Les professionnels qui travaillent dans l’assistance sociale et moi-même, chercheuse oeuvrant à leurs côtés, proposons alors une réflexion sur les relations entre les professionnels, le concept de vulnérabilité et les familles, dans le quotidien des services, pour essayer de mettre en évidence les risques auxquels, étant insérés dans l’assistance sociale et travaillant avec des vulnérabilités, nous sommes exposés dans les « rencontres » qui se font entre documents, équipes et familles, indiquant, dans ce parcours, davantage d’incertitude que de réponses. On ne peut pas nier l’importance des éléments à portée macropolitique qui traversent le travail des équipes dans l’assistance sociale. Les victoires assurées par l’officialisation des PNAS et des SUAS ont débouché sur le dépassement d’un travail assistantialiste institué historiquement pour assurer les droits sociaux et leur promotion, même si leur existence est encore très récente et que certaines indéterminations demeurent. Dans ce sens, le fait de problématiser ces risques peut contribuer à ce que, dans la dimension micropolitique, la puissance s’exerce entre équipe et usagers.

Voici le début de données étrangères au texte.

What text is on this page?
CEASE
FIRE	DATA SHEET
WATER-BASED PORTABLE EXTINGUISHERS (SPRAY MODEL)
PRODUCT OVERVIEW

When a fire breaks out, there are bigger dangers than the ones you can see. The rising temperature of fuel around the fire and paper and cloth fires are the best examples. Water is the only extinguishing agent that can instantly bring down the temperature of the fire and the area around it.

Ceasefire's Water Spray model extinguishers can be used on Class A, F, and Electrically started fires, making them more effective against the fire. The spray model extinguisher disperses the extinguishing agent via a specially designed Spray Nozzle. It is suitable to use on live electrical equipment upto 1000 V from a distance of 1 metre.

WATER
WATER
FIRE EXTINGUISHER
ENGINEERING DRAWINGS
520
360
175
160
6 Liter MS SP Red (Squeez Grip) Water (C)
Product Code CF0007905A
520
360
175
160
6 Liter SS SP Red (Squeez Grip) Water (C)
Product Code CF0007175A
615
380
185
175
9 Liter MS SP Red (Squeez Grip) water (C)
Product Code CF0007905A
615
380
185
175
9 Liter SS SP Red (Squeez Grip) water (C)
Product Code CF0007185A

Les risques relevés dans ce texte composent un parcours critique ; ils émergent dans nos recherches et en disent long sur notre implication (Romagnoli, 2015). En tant que chercheuse, je produis des connaissances sur les politiques publiques au Brésil, et plus récemment sur la politique d’assistance sociale qui tente de garantir les droits sociaux à l’ensemble de la population. Dans mes recherches, je travaille avec des équipes et des usagers, à travers des méthodologies participatives, produisant des interférences dans les services, cherchant à connaître et à transformer l’objet d’étude. La méthodologie utilisée dans mes recherches est la recherche-intervention, qui correspond à la recherche socio-clinique développée en France. « Toutes deux ont pour objectif d’associer recherche et intervention en produisant des déplacements sur le terrain de recherche, ceci en réalisant des analyses conjointement avec la population étudiée ». (Romagnoli, 2017, p. 58). Le champ d’investigation est l’espace concret de l’intervention, visant à générer une production collective de connaissances. Mes terrains sont dans les domaines des politiques publiques, à Belo Horizonte, la capitale de l’État de Minas Gerais dans la région Sud-Est, la plus riche du Brésil. Même si le Brésil est un vaste pays et que les conditions de vie diffèrent d’une région à l’autre du pays, il y a des résonnances dans la population vulnérable. Dans un pays marqué par l’inégalité sociale, l’exclusion sociale, la pauvreté, la faim, la violence et, enfin, la précarité, les rapports de pouvoir traversent la politique d’assistance sociale. Dans ce contexte, je suis attentive à mon travail auprès de sujets traditionnellement classés parmi les populations vulnérables, car la position privilégiée de classe, de race, d’ethnie, de sexe, etc., invite facilement les hiérarchisations et renforcent les différences, dépouillant ceux qui entrent déjà dans cette relation en raison de leur défavorisation.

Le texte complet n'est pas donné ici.